Любовь раскрывает людям не то, что все люди должны связаться психически и духовно в живую непрерывную сплошность, но что они уже связаны так, рады они этому или не рады, хотят этого или не хотят; раскрыв это, она ука­зывает им и высшую цель их жизни — в одухотворении и установлении творческой сопринадлежности душ. Душа, жи­вущая обычно в ощущении этого реального живого всеедин­ства душ, привыкает к нему настолько, что каждое проявле­ние розни и вражды, каждый недостаток со-чувствия и едино-чувствия, со-мыслия и едино-мыслия, каждое отсутствие едино-страдания и едино-радования вызывает в ней скорбь и горе. В то же время она твердо знает, что каждый добрый порыв, каждое нравственное усилие, каждое благое деяние есть действительное, истинное завоевание всего человечест­ва; ибо даже те, кто не узнают ничего о самом порыве, усилии и деянии, не узнают, в чем он был, и не узнают даже вообще, что он был, получат незаметно и понесут в себе и передадут другим его плоды и отражения; а если этот порыв и это деяние найдут в себе любовную встречу и любовное отражение, то сила их удесятерится, передаваясь от души к душе. Но такая душа знает также, что каждый разрыв в социально-духовной ткани, каждый акт отторжения, обиды и насилия умножается в душах людей по тому же самому закону и так же точно передается от души к душе, особен­но если сила любви не успевает вовремя погасить его раз­рушительный огонь и исцелить состоявшиеся разрывы. В этом ведении и в этом делании живет такая душа потому, что она постоянно и подлинно испытывает, что род человече­ский душевно и духовно един; душевно един — ибо живет в сплошном реальном взаимодействии; духовно един — ибо творчески восходит к единой истине, единому добру и единой красоте. Философия не раз пыталась дать разумное выраже­ние этому мироощущению, смутно и нередко искаженно изображавшемуся и в различных религиозных течениях, и нам достаточно здесь указать на это для того, чтобы снять с себя возможный упрек в произвольном изобретении.

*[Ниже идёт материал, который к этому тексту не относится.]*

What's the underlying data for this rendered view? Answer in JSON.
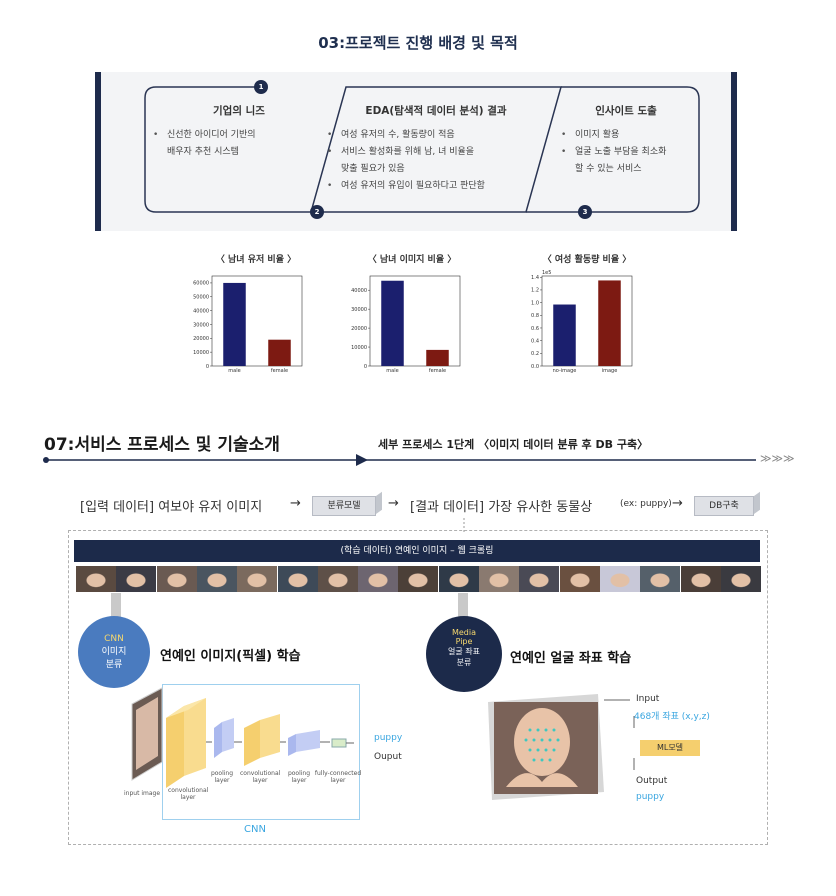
{
  "top_title": "03:프로젝트 진행 배경 및 목적",
  "banner": {
    "steps": [
      {
        "number": "1",
        "title": "기업의 니즈",
        "bullets": [
          "신선한 아이디어 기반의\n배우자 추천 시스템"
        ]
      },
      {
        "number": "2",
        "title": "EDA(탐색적 데이터 분석) 결과",
        "bullets": [
          "여성 유저의 수, 활동량이 적음",
          "서비스 활성화를 위해 남, 녀 비율을\n맞출 필요가 있음",
          "여성 유저의 유입이 필요하다고 판단함"
        ]
      },
      {
        "number": "3",
        "title": "인사이트 도출",
        "bullets": [
          "이미지 활용",
          "얼굴 노출 부담을 최소화\n할 수 있는 서비스"
        ]
      }
    ]
  },
  "chart_data": [
    {
      "type": "bar",
      "title": "〈 남녀 유저 비율 〉",
      "categories": [
        "male",
        "female"
      ],
      "values": [
        60000,
        19000
      ],
      "ylim": [
        0,
        65000
      ],
      "yticks": [
        "0",
        "10000",
        "20000",
        "30000",
        "40000",
        "50000",
        "60000"
      ],
      "ytick_values": [
        0,
        10000,
        20000,
        30000,
        40000,
        50000,
        60000
      ],
      "colors": [
        "#1b1f6e",
        "#7d1a12"
      ]
    },
    {
      "type": "bar",
      "title": "〈 남녀 이미지 비율 〉",
      "categories": [
        "male",
        "female"
      ],
      "values": [
        45000,
        8500
      ],
      "ylim": [
        0,
        47500
      ],
      "yticks": [
        "0",
        "10000",
        "20000",
        "30000",
        "40000"
      ],
      "ytick_values": [
        0,
        10000,
        20000,
        30000,
        40000
      ],
      "colors": [
        "#1b1f6e",
        "#7d1a12"
      ]
    },
    {
      "type": "bar",
      "title": "〈 여성 활동량 비율 〉",
      "categories": [
        "no-image",
        "image"
      ],
      "values": [
        0.97,
        1.35
      ],
      "ylim": [
        0,
        1.42
      ],
      "yticks": [
        "0.0",
        "0.2",
        "0.4",
        "0.6",
        "0.8",
        "1.0",
        "1.2",
        "1.4"
      ],
      "ytick_values": [
        0,
        0.2,
        0.4,
        0.6,
        0.8,
        1.0,
        1.2,
        1.4
      ],
      "offset_label": "1e5",
      "colors": [
        "#1b1f6e",
        "#7d1a12"
      ]
    }
  ],
  "process": {
    "title": "07:서비스 프로세스 및 기술소개",
    "subtitle": "세부 프로세스 1단계 〈이미지 데이터 분류 후 DB 구축〉",
    "arrow_end": "≫≫≫",
    "flow": {
      "input": "[입력 데이터] 여보야 유저 이미지",
      "arrow1": "→",
      "classifier_box": "분류모델",
      "arrow2": "→",
      "output": "[결과 데이터] 가장 유사한 동물상",
      "output_example": "(ex: puppy)",
      "arrow3": "→",
      "db_box": "DB구축"
    },
    "training_bar": "(학습 데이터) 연예인 이미지 – 웹 크롤링",
    "cnn_circle": {
      "line1": "CNN",
      "line2": "이미지",
      "line3": "분류"
    },
    "cnn_heading": "연예인 이미지(픽셀) 학습",
    "mp_circle": {
      "line1": "Media",
      "line2": "Pipe",
      "line3": "얼굴 좌표",
      "line4": "분류"
    },
    "mp_heading": "연예인 얼굴 좌표 학습",
    "cnn_diagram": {
      "input_label": "input image",
      "layers": [
        "convolutional\nlayer",
        "pooling\nlayer",
        "convolutional\nlayer",
        "pooling\nlayer",
        "fully-connected\nlayer"
      ],
      "puppy": "puppy",
      "output": "Ouput",
      "caption": "CNN"
    },
    "mp_diagram": {
      "input_label": "Input",
      "coords": "468개 좌표 (x,y,z)",
      "model_box": "ML모델",
      "output_label": "Output",
      "output_value": "puppy"
    }
  },
  "colors": {
    "navy": "#1e2b4c",
    "male_bar": "#1b1f6e",
    "female_bar": "#7d1a12",
    "accent_blue": "#3aa6e0",
    "yellow": "#f5cf6e"
  }
}
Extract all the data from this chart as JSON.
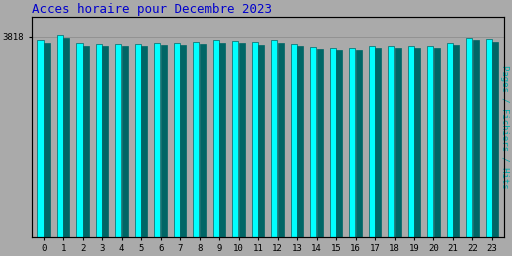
{
  "title": "Acces horaire pour Decembre 2023",
  "title_color": "#0000cc",
  "ylabel": "Pages / Fichiers / Hits",
  "ylabel_color": "#00aaaa",
  "xlabel_labels": [
    "0",
    "1",
    "2",
    "3",
    "4",
    "5",
    "6",
    "7",
    "8",
    "9",
    "10",
    "11",
    "12",
    "13",
    "14",
    "15",
    "16",
    "17",
    "18",
    "19",
    "20",
    "21",
    "22",
    "23"
  ],
  "background_color": "#aaaaaa",
  "plot_bg_color": "#aaaaaa",
  "bar_color_hits": "#00ffff",
  "bar_color_fichiers": "#0000cc",
  "bar_color_pages": "#006666",
  "bar_edge_color": "#006666",
  "ylim_min": 0,
  "ylim_max": 4200,
  "y_tick_val": 3818,
  "y_tick_label": "3818",
  "hits": [
    3750,
    3850,
    3700,
    3680,
    3680,
    3680,
    3700,
    3710,
    3720,
    3750,
    3740,
    3720,
    3750,
    3680,
    3620,
    3610,
    3610,
    3640,
    3640,
    3640,
    3650,
    3700,
    3800,
    3770
  ],
  "fichiers": [
    3700,
    3800,
    3650,
    3640,
    3640,
    3640,
    3660,
    3670,
    3680,
    3700,
    3700,
    3670,
    3700,
    3640,
    3580,
    3570,
    3570,
    3600,
    3600,
    3600,
    3610,
    3660,
    3760,
    3730
  ],
  "pages": [
    3650,
    3818,
    3600,
    3590,
    3590,
    3590,
    3610,
    3620,
    3630,
    3650,
    3650,
    3620,
    3650,
    3590,
    3540,
    3530,
    3530,
    3550,
    3550,
    3550,
    3560,
    3610,
    3710,
    3680
  ]
}
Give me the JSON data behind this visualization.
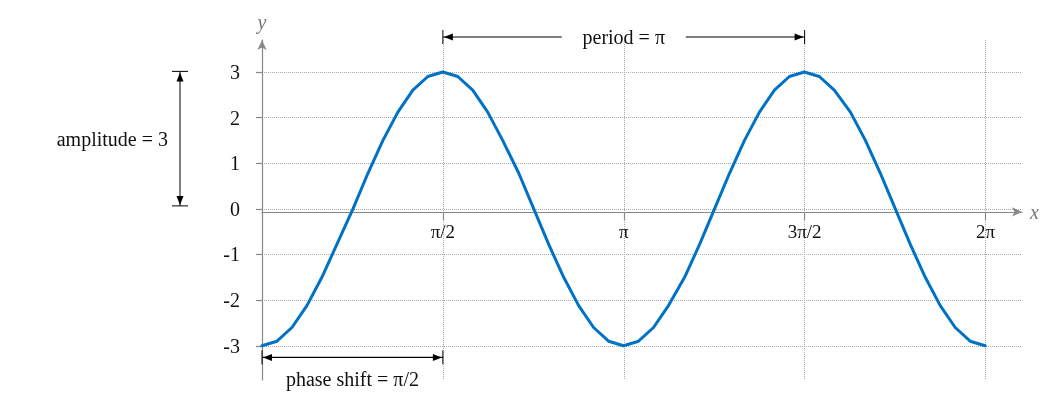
{
  "chart_data": {
    "type": "line",
    "xlabel": "x",
    "ylabel": "y",
    "x": [
      0,
      0.13,
      0.26,
      0.39,
      0.52,
      0.65,
      0.79,
      0.92,
      1.05,
      1.18,
      1.31,
      1.44,
      1.57,
      1.7,
      1.83,
      1.96,
      2.09,
      2.23,
      2.36,
      2.49,
      2.62,
      2.75,
      2.88,
      3.01,
      3.14,
      3.27,
      3.4,
      3.53,
      3.67,
      3.8,
      3.93,
      4.06,
      4.19,
      4.32,
      4.45,
      4.58,
      4.71,
      4.84,
      4.97,
      5.11,
      5.24,
      5.37,
      5.5,
      5.63,
      5.76,
      5.89,
      6.02,
      6.15,
      6.28
    ],
    "series": [
      {
        "color": "#0072c6",
        "values": [
          -3,
          -2.9,
          -2.6,
          -2.12,
          -1.5,
          -0.78,
          0,
          0.78,
          1.5,
          2.12,
          2.6,
          2.9,
          3,
          2.9,
          2.6,
          2.12,
          1.5,
          0.78,
          0,
          -0.78,
          -1.5,
          -2.12,
          -2.6,
          -2.9,
          -3,
          -2.9,
          -2.6,
          -2.12,
          -1.5,
          -0.78,
          0,
          0.78,
          1.5,
          2.12,
          2.6,
          2.9,
          3,
          2.9,
          2.6,
          2.12,
          1.5,
          0.78,
          0,
          -0.78,
          -1.5,
          -2.12,
          -2.6,
          -2.9,
          -3
        ]
      }
    ],
    "xlim": [
      0,
      6.6
    ],
    "ylim": [
      -3.75,
      3.7
    ],
    "xticks": [
      {
        "value": 1.5708,
        "label": "π/2"
      },
      {
        "value": 3.1416,
        "label": "π"
      },
      {
        "value": 4.7124,
        "label": "3π/2"
      },
      {
        "value": 6.2832,
        "label": "2π"
      }
    ],
    "yticks": [
      -3,
      -2,
      -1,
      0,
      1,
      2,
      3
    ],
    "grid": true,
    "marker": "none",
    "line_style": "solid",
    "annotations": [
      "period = π",
      "phase shift = π/2",
      "amplitude = 3"
    ]
  }
}
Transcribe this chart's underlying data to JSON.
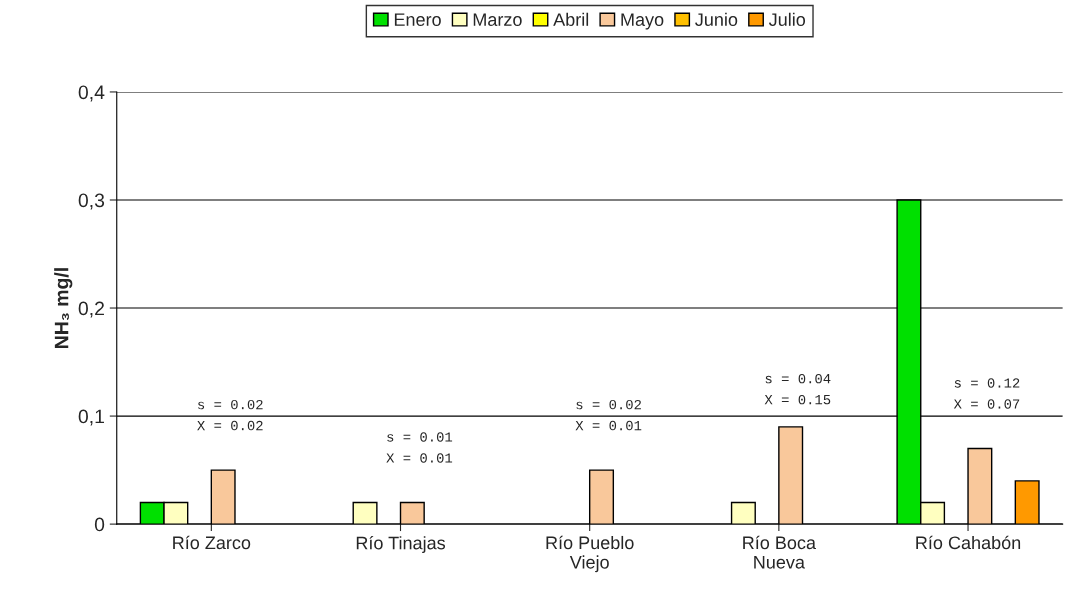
{
  "chart_data": {
    "type": "bar",
    "ylabel": "NH₃ mg/l",
    "categories": [
      "Río Zarco",
      "Río Tinajas",
      "Río Pueblo\nViejo",
      "Río Boca\nNueva",
      "Río Cahabón"
    ],
    "series": [
      {
        "name": "Enero",
        "color": "#00e000",
        "values": [
          0.02,
          null,
          null,
          null,
          0.3
        ]
      },
      {
        "name": "Marzo",
        "color": "#ffffc0",
        "values": [
          0.02,
          0.02,
          null,
          0.02,
          0.02
        ]
      },
      {
        "name": "Abril",
        "color": "#ffff00",
        "values": [
          null,
          null,
          null,
          null,
          null
        ]
      },
      {
        "name": "Mayo",
        "color": "#f9c89b",
        "values": [
          0.05,
          0.02,
          0.05,
          0.09,
          0.07
        ]
      },
      {
        "name": "Junio",
        "color": "#ffc000",
        "values": [
          null,
          null,
          null,
          null,
          null
        ]
      },
      {
        "name": "Julio",
        "color": "#ff9900",
        "values": [
          null,
          null,
          null,
          null,
          0.04
        ]
      }
    ],
    "ylim": [
      0,
      0.4
    ],
    "yticks": [
      0,
      {
        "value": 0.1,
        "label": "0,1"
      },
      {
        "value": 0.2,
        "label": "0,2"
      },
      {
        "value": 0.3,
        "label": "0,3"
      },
      {
        "value": 0.4,
        "label": "0,4"
      }
    ],
    "grid": "y",
    "legend": "top",
    "annotations": [
      "s = 0.02\nX = 0.02",
      "s = 0.01\nX = 0.01",
      "s = 0.02\nX = 0.01",
      "s = 0.04\nX = 0.15",
      "s = 0.12\nX = 0.07"
    ]
  }
}
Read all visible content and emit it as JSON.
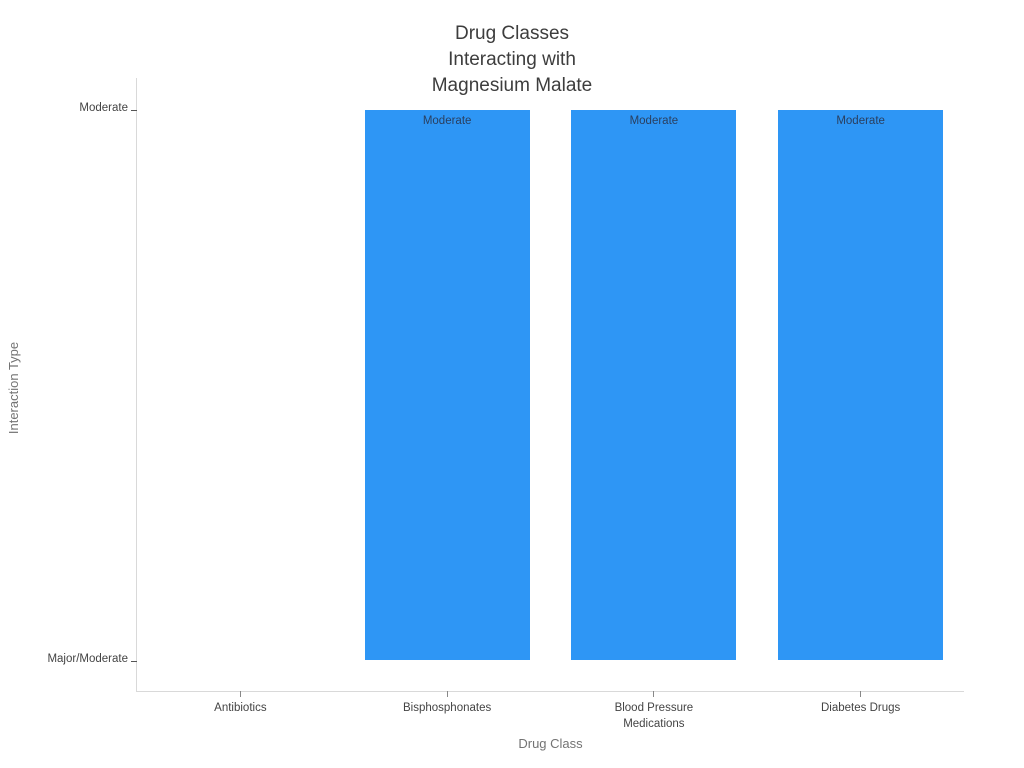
{
  "chart_data": {
    "type": "bar",
    "title": "Drug Classes\nInteracting with\nMagnesium Malate",
    "xlabel": "Drug Class",
    "ylabel": "Interaction Type",
    "categories": [
      "Antibiotics",
      "Bisphosphonates",
      "Blood Pressure\nMedications",
      "Diabetes Drugs"
    ],
    "values": [
      0,
      1,
      1,
      1
    ],
    "value_labels": [
      "Major/Moderate",
      "Moderate",
      "Moderate",
      "Moderate"
    ],
    "bar_text": [
      "",
      "Moderate",
      "Moderate",
      "Moderate"
    ],
    "y_ticks": [
      {
        "label": "Major/Moderate",
        "value": 0
      },
      {
        "label": "Moderate",
        "value": 1
      }
    ],
    "axis_type": "category",
    "grid": false,
    "legend": false,
    "bar_color": "#2E96F5",
    "title_color": "#3d3d3d",
    "axis_title_color": "#737373",
    "tick_label_color": "#444444",
    "spine_color": "#d9d9d9"
  }
}
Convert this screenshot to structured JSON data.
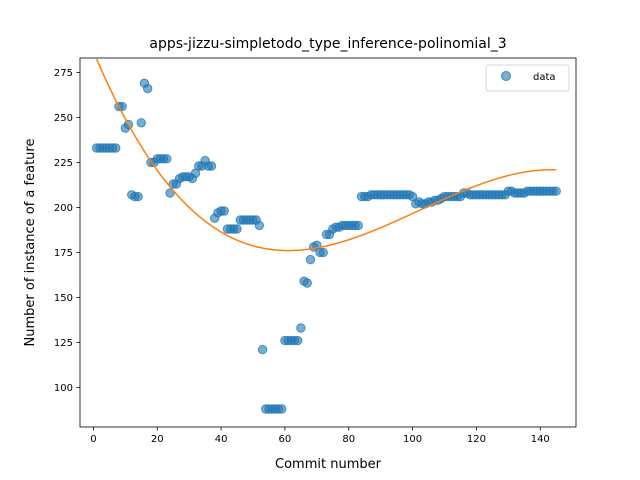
{
  "chart_data": {
    "type": "scatter",
    "title": "apps-jizzu-simpletodo_type_inference-polinomial_3",
    "xlabel": "Commit number",
    "ylabel": "Number of instance of a feature",
    "xlim": [
      -4.2,
      151.2
    ],
    "ylim": [
      78,
      283
    ],
    "xticks": [
      0,
      20,
      40,
      60,
      80,
      100,
      120,
      140
    ],
    "yticks": [
      100,
      125,
      150,
      175,
      200,
      225,
      250,
      275
    ],
    "grid": false,
    "legend": {
      "placement": "top-right",
      "entries": [
        "data"
      ]
    },
    "colors": {
      "data": "#1f77b4",
      "fit": "#ff7f0e"
    },
    "series": [
      {
        "name": "data",
        "kind": "scatter",
        "x": [
          1,
          2,
          3,
          4,
          5,
          6,
          7,
          8,
          9,
          10,
          11,
          12,
          13,
          14,
          15,
          16,
          17,
          18,
          19,
          20,
          21,
          22,
          23,
          24,
          25,
          26,
          27,
          28,
          29,
          30,
          31,
          32,
          33,
          34,
          35,
          36,
          37,
          38,
          39,
          40,
          41,
          42,
          43,
          44,
          45,
          46,
          47,
          48,
          49,
          50,
          51,
          52,
          53,
          54,
          55,
          56,
          57,
          58,
          59,
          60,
          61,
          62,
          63,
          64,
          65,
          66,
          67,
          68,
          69,
          70,
          71,
          72,
          73,
          74,
          75,
          76,
          77,
          78,
          79,
          80,
          81,
          82,
          83,
          84,
          85,
          86,
          87,
          88,
          89,
          90,
          91,
          92,
          93,
          94,
          95,
          96,
          97,
          98,
          99,
          100,
          101,
          102,
          103,
          104,
          105,
          106,
          107,
          108,
          109,
          110,
          111,
          112,
          113,
          114,
          115,
          116,
          117,
          118,
          119,
          120,
          121,
          122,
          123,
          124,
          125,
          126,
          127,
          128,
          129,
          130,
          131,
          132,
          133,
          134,
          135,
          136,
          137,
          138,
          139,
          140,
          141,
          142,
          143,
          144,
          145
        ],
        "y": [
          233,
          233,
          233,
          233,
          233,
          233,
          233,
          256,
          256,
          244,
          246,
          207,
          206,
          206,
          247,
          269,
          266,
          225,
          225,
          227,
          227,
          227,
          227,
          208,
          213,
          213,
          216,
          217,
          217,
          217,
          216,
          219,
          223,
          223,
          226,
          223,
          223,
          194,
          197,
          198,
          198,
          188,
          188,
          188,
          188,
          193,
          193,
          193,
          193,
          193,
          193,
          190,
          121,
          88,
          88,
          88,
          88,
          88,
          88,
          126,
          126,
          126,
          126,
          126,
          133,
          159,
          158,
          171,
          178,
          179,
          175,
          175,
          185,
          185,
          188,
          189,
          189,
          190,
          190,
          190,
          190,
          190,
          190,
          206,
          206,
          206,
          207,
          207,
          207,
          207,
          207,
          207,
          207,
          207,
          207,
          207,
          207,
          207,
          207,
          206,
          202,
          203,
          202,
          202,
          203,
          203,
          204,
          204,
          205,
          206,
          206,
          206,
          206,
          206,
          206,
          208,
          208,
          207,
          207,
          207,
          207,
          207,
          207,
          207,
          207,
          207,
          207,
          207,
          207,
          209,
          209,
          208,
          208,
          208,
          208,
          209,
          209,
          209,
          209,
          209,
          209,
          209,
          209,
          209,
          209
        ]
      },
      {
        "name": "",
        "kind": "line",
        "fit": "polynomial degree 3",
        "coefficients": [
          286.6,
          -4.22,
          0.04925,
          -0.0001605
        ]
      }
    ]
  }
}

Вот этот-то нравственно-духовный строй и порядок нару­шается и разрушается сильнее всего человекоубийством. Убийство есть не только отказ от любовного признания этой связи между человеком и человеком, но решительное упраз­днение самой возможности восстановления и поддержания этой связи в будущем. Убивающий ставит себя к убиваемо­му в отношение полного нравственного отрыва, такого отры­ва, который вообще ни при каких условиях не может состо­яться между людьми; потому что даже ненависть, доведен­ная до такой степени, что у человека чернеет в глазах при виде врага и белый свет кажется ему отвратительным от то­го только, что тот существует, — даже такая ненависть есть лишь выражение огромной трагической связи, спаявшей не­навидящего с его врагом: правда, эта связь выродилась и деградировала, но интенсивность ее только упрочилась и ча­сто за нею скрывается возможность страстной привязаннос­ти. Убивающий слеп к этой связи, скрепляющей его с его жертвой: он чувствует себя оторвавшимся, и чувство этого от­рыва необходимо ему для того, чтобы преодолеть все внутренние сдержки и моральные запреты. Наличность любовного, художественно вчувствующегося отношения делает убийство невозможным*. Убийство предполагает разрыв и ожесточе­ние. Оно предполагает сознание или ощущение окончатель­ной невозможности склонить, убедить или исправить; и с другой стороны, совершенную исключенность самопочинной и добровольной уступки. Оно предполагает, следовательно, такое, наличность чего не может быть ничем доказана; ибо где же и в чем предел убеждений и доброй воли? Убиваю­щий не может помнить об этом; ибо если будет помнить, то не убьет. Он должен быть твердо уверен или уверить себя, что ему осталось одно только средство: сила и страх силы. И даже не сила, потому что убить может и слабый, если он хитер или ловок; не сила, а явное или тайное насилие. В той душевной атмосфере, зрелым плодом которой является убийство, любовность разлагается и вытесняется чуть ли не во всех своих составных элементах: чувство живого тожде­ства уступает свое место ощущению законченной противопо­ложности; вместо едино-чувствия воцаряется безжалост­ность и ощущение несовместимости; вместо уступчивой щед­рости выступает непреклонный animus sibi habendi10; наси­лие возносится над убеждением; страх и подозрение вытес­няют доверие; гаснет уважение и доброжелательство; чело­век видит в человеке зловредность, подлежащую искорене­нию, и позволяет себе все.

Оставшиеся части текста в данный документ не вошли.